Reality Check on the American Dream

How Covid has affected International Students

By Hanan Majid

 

The term “American Dream” usually referred to the idea of attaining success in the United States irrespective of which nationality you come from. Thousands of international students leave their home country to come to the United States in order to find better opportunities. With Covid-19, Ripon’s graduating seniors who are international face new challenges.

 

International students come to the United States on an F1 visa. According to US citizenship and immigration services (USCIS), international students are only allowed to work 20 hours per week on campus, however, cannot work off-campus while they are enrolled in school.

 

Once international students have graduated, they are able to use OPT. USCIS defines Optional Practical Training (OPT) as a type of work permission available for eligible F-1 students, allowing students to get real-world work experience related to their field of study, however,  this is only valid for one year. 

 

After one year of work, international students either need to get sponsored by a company to work, enroll in higher studies, or get a green card.
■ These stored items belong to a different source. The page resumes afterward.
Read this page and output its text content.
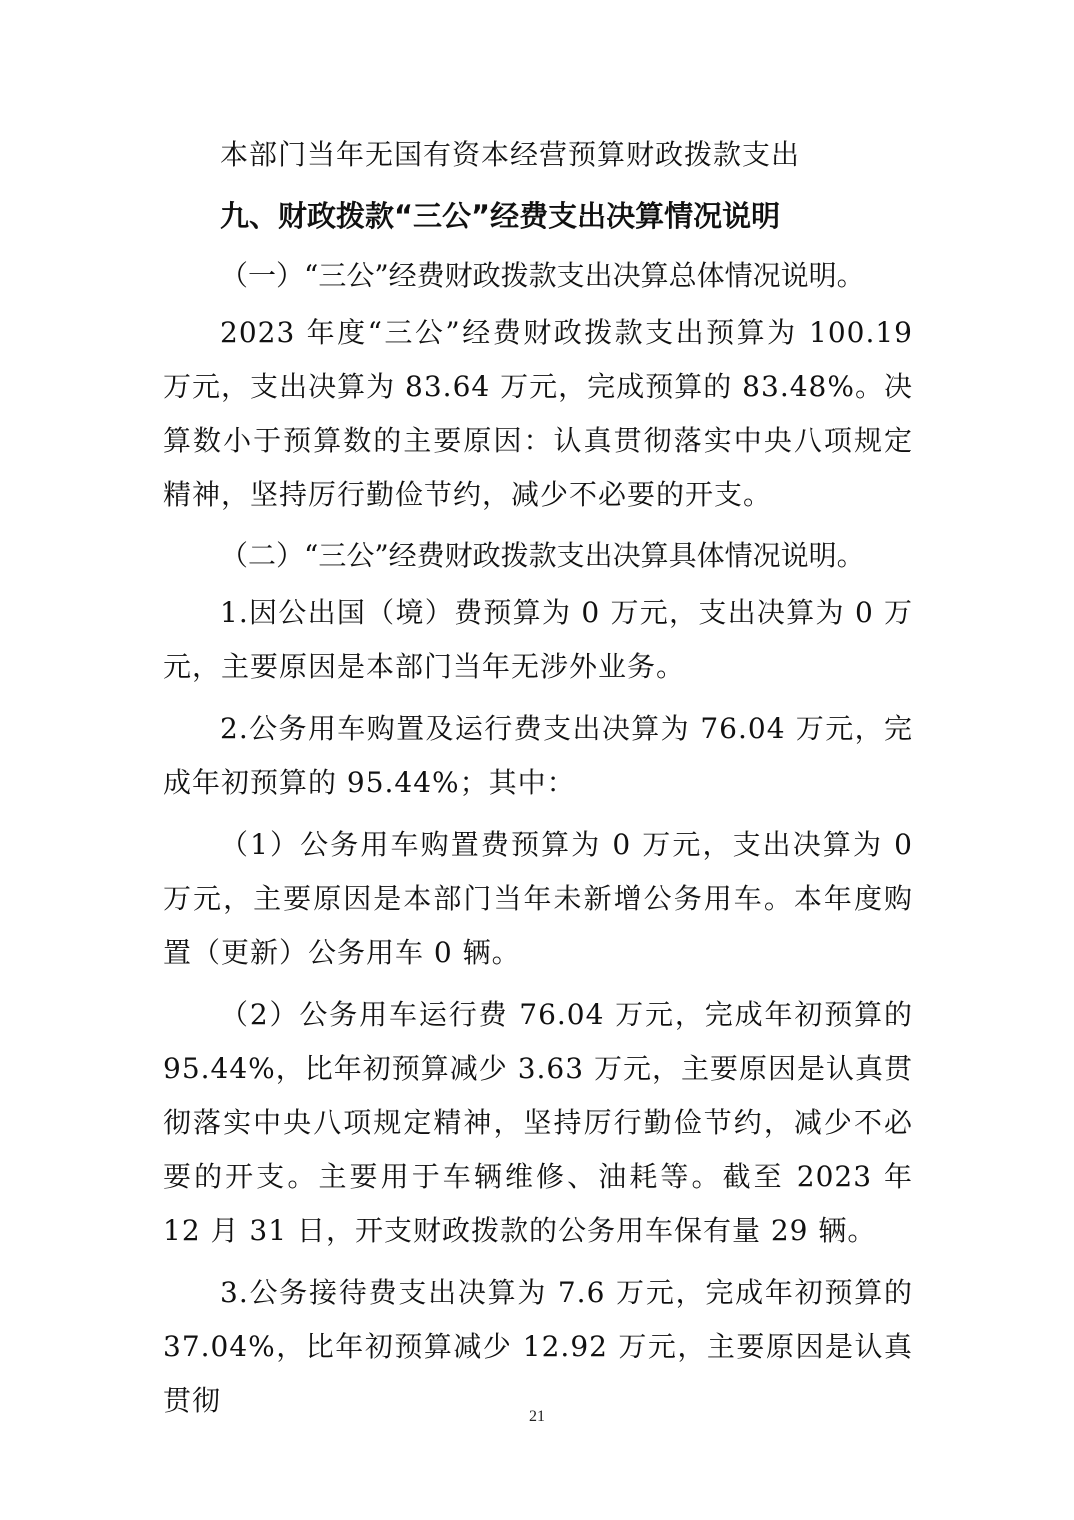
本部门当年无国有资本经营预算财政拨款支出

九、财政拨款“三公”经费支出决算情况说明

（一）“三公”经费财政拨款支出决算总体情况说明。

2023 年度“三公”经费财政拨款支出预算为 100.19 万元，支出决算为 83.64 万元，完成预算的 83.48%。决算数小于预算数的主要原因：认真贯彻落实中央八项规定精神，坚持厉行勤俭节约，减少不必要的开支。

（二）“三公”经费财政拨款支出决算具体情况说明。

1.因公出国（境）费预算为 0 万元，支出决算为 0 万元，主要原因是本部门当年无涉外业务。

2.公务用车购置及运行费支出决算为 76.04 万元，完成年初预算的 95.44%；其中：

（1）公务用车购置费预算为 0 万元，支出决算为 0 万元，主要原因是本部门当年未新增公务用车。本年度购置（更新）公务用车 0 辆。

（2）公务用车运行费 76.04 万元，完成年初预算的 95.44%，比年初预算减少 3.63 万元，主要原因是认真贯彻落实中央八项规定精神，坚持厉行勤俭节约，减少不必要的开支。主要用于车辆维修、油耗等。截至 2023 年 12 月 31 日，开支财政拨款的公务用车保有量 29 辆。

3.公务接待费支出决算为 7.6 万元，完成年初预算的 37.04%，比年初预算减少 12.92 万元，主要原因是认真贯彻	21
The USCIS states that the only exception to the one-year working rule is if they are a STEM student. The STEM OPT extension is a 24-month period of temporary training that directly relates to an F-1 student’s program of study in an approved STEM field. 

 

Students who apply for OPT have 90 days to find a job after they graduate. After the 90-day period, if the student fails to find a job that relates to their major, they will be asked to leave the country. 

 

International students have a hard time getting hired because a lot of companies do not want to hire someone for only a year. Due to COVID, the chances of getting jobs for international students have just become harder.

 

Ali Hamza, who graduated with the class of 2021, this spring has a double major in Politics and Government, and English, and minor in Nonprofit management. Ali graduated with a  high GPA and was heavily involved on campus, yet struggles to find employment. 

 

“I have been having almost one interview every day and still I haven’t heard anything back. When I tell them I am on my OPT, there is a sudden change in their behavior and they become really uninterested. I am really worried about my 90-day grace period. I have already used 2 months of it so I need to do something really quick.” Hamza said.

 

Daniel Garcia, a senior from Venezuela, described his concerns related to being an international student.

 

“Covid has affected my mental health for the most part. I was not able to get a normal senior year and as an international student it denied me the possibility of being able to visit my family or even meet them in a middle point,” he said. “Since it has affected me mentally, I have gone through a lot of thinking which has led me to decide to come back for an extra year to Ripon to get another minor and get my thoughts straight before starting looking for a job.”